Tobacco giant Altria Group Inc. is planning a wider rollout of the IQOS device, an alternative to conventional cigarettes, even as the COVID-19 pandemic seems to have slowed a long-term decline in cigarette smoking.
Henrico County-based Altria, the parent company of cigarette maker Philip Morris USA, is planning a larger rollout of IQOS, a device that heats tobacco instead of burning it.
Earlier this month, the U.S. Food and Drug Administration allowed the company to sell IQOS as a “modified risk product,” meaning the company can communicate to consumers that IQOS offers reduced levels of harmful and potentially harmful chemicals.
The company has been selling IQOS in the Atlanta and Richmond markets since last year. The store in the Richmond area is in Carytown.
Last week, Altria introduced IQOS in Charlotte, N.C.
William F. “Billy” Gifford, Altria’s chief executive officer, said Altria plans to introduce the product in four more markets — for a total of seven — over the next 18 months. Altria has an exclusive agreement with its former subsidiary company, Philip Morris International, to sell the device in the U.S.
Altria also on Tuesday reported profit for the second quarter of 2020 of $1.94 billion, down about 2.7% from the second quarter of 2019.
The company’s cigarette shipment volumes declined by 8.8% in the second quarter of 2020 and fell 1.9% for the first half of the year, but those declines were at a slower pace than expected.
Altria now expects U.S. cigarette unit sales to fall by 2% to 3.5% this year, compared with a previous projection of a 4% to 6% decline.
Increased cigarette sales seem to have been supported by federal government stimulus checks that have gone to U.S. households, along with enhanced unemployment benefits including an extra $600 per week for jobless people.

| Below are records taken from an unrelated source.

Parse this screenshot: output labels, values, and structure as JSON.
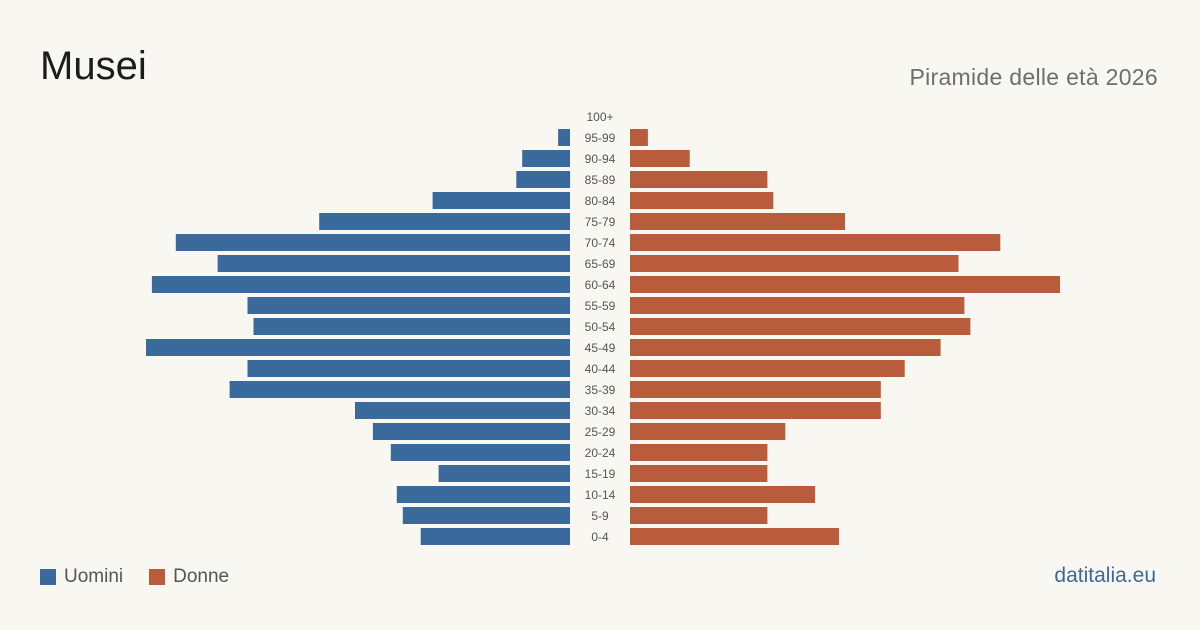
{
  "page": {
    "title": "Musei",
    "subtitle": "Piramide delle età 2026",
    "source": "datitalia.eu"
  },
  "legend": {
    "men_label": "Uomini",
    "women_label": "Donne"
  },
  "colors": {
    "men": "#3a6a9b",
    "women": "#b85c3c",
    "background": "#f9f7f2",
    "age_label": "#555555"
  },
  "chart_data": {
    "type": "bar",
    "orientation": "horizontal-pyramid",
    "categories": [
      "100+",
      "95-99",
      "90-94",
      "85-89",
      "80-84",
      "75-79",
      "70-74",
      "65-69",
      "60-64",
      "55-59",
      "50-54",
      "45-49",
      "40-44",
      "35-39",
      "30-34",
      "25-29",
      "20-24",
      "15-19",
      "10-14",
      "5-9",
      "0-4"
    ],
    "series": [
      {
        "name": "Uomini",
        "side": "left",
        "values": [
          0,
          2,
          8,
          9,
          23,
          42,
          66,
          59,
          70,
          54,
          53,
          71,
          54,
          57,
          36,
          33,
          30,
          22,
          29,
          28,
          25
        ]
      },
      {
        "name": "Donne",
        "side": "right",
        "values": [
          0,
          3,
          10,
          23,
          24,
          36,
          62,
          55,
          72,
          56,
          57,
          52,
          46,
          42,
          42,
          26,
          23,
          23,
          31,
          23,
          35
        ]
      }
    ],
    "legend_position": "bottom-left",
    "grid": false
  }
}
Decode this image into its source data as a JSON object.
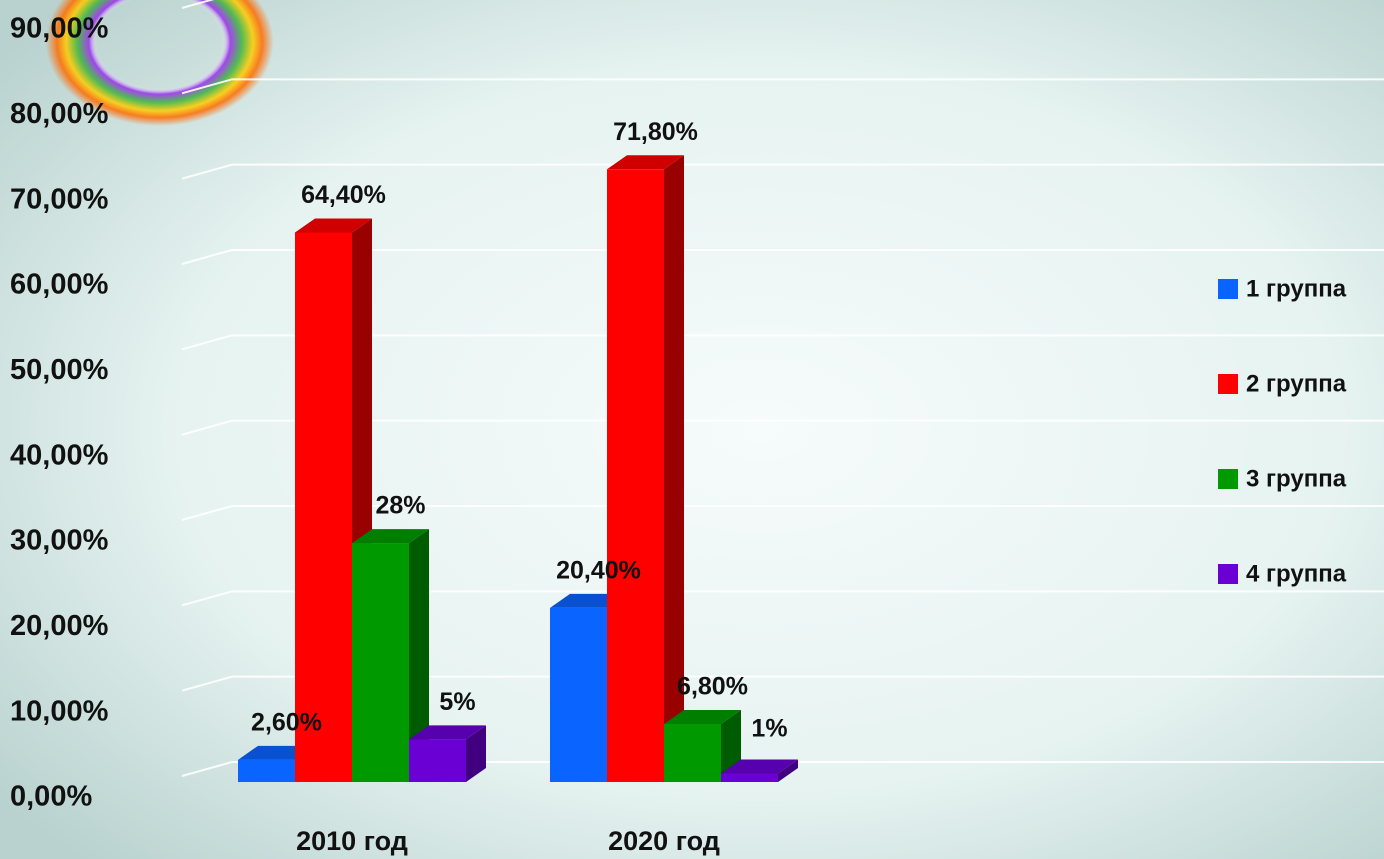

“While the pandemic led to historic unemployment rates, federal government efforts through stimulus checks and increased unemployment benefits helped to ease economic hardship for low- and middle-income Americans,” Gifford said in a conference call with industry analysts on Tuesday. “These efforts have likewise benefited adult tobacco consumers.”
Smokers also may have more money to spend on cigarettes because social distancing rules means people are traveling less and spending less on entertainment, he said. “We also believe fewer social engagements allowed for more tobacco usage occasions,” he said.
The company also has noted a trend of more smokers over the age of 50 switching back to conventional cigarettes from electronic cigarettes — commonly known as vaping products — in recent months.
Gifford said the company believes that growth in the e-vapor category “may encounter a pause in the next several years” because many products in that category could be removed from the market. Manufacturers are facing a requirement to submit products to the FDA for review by Sept. 29.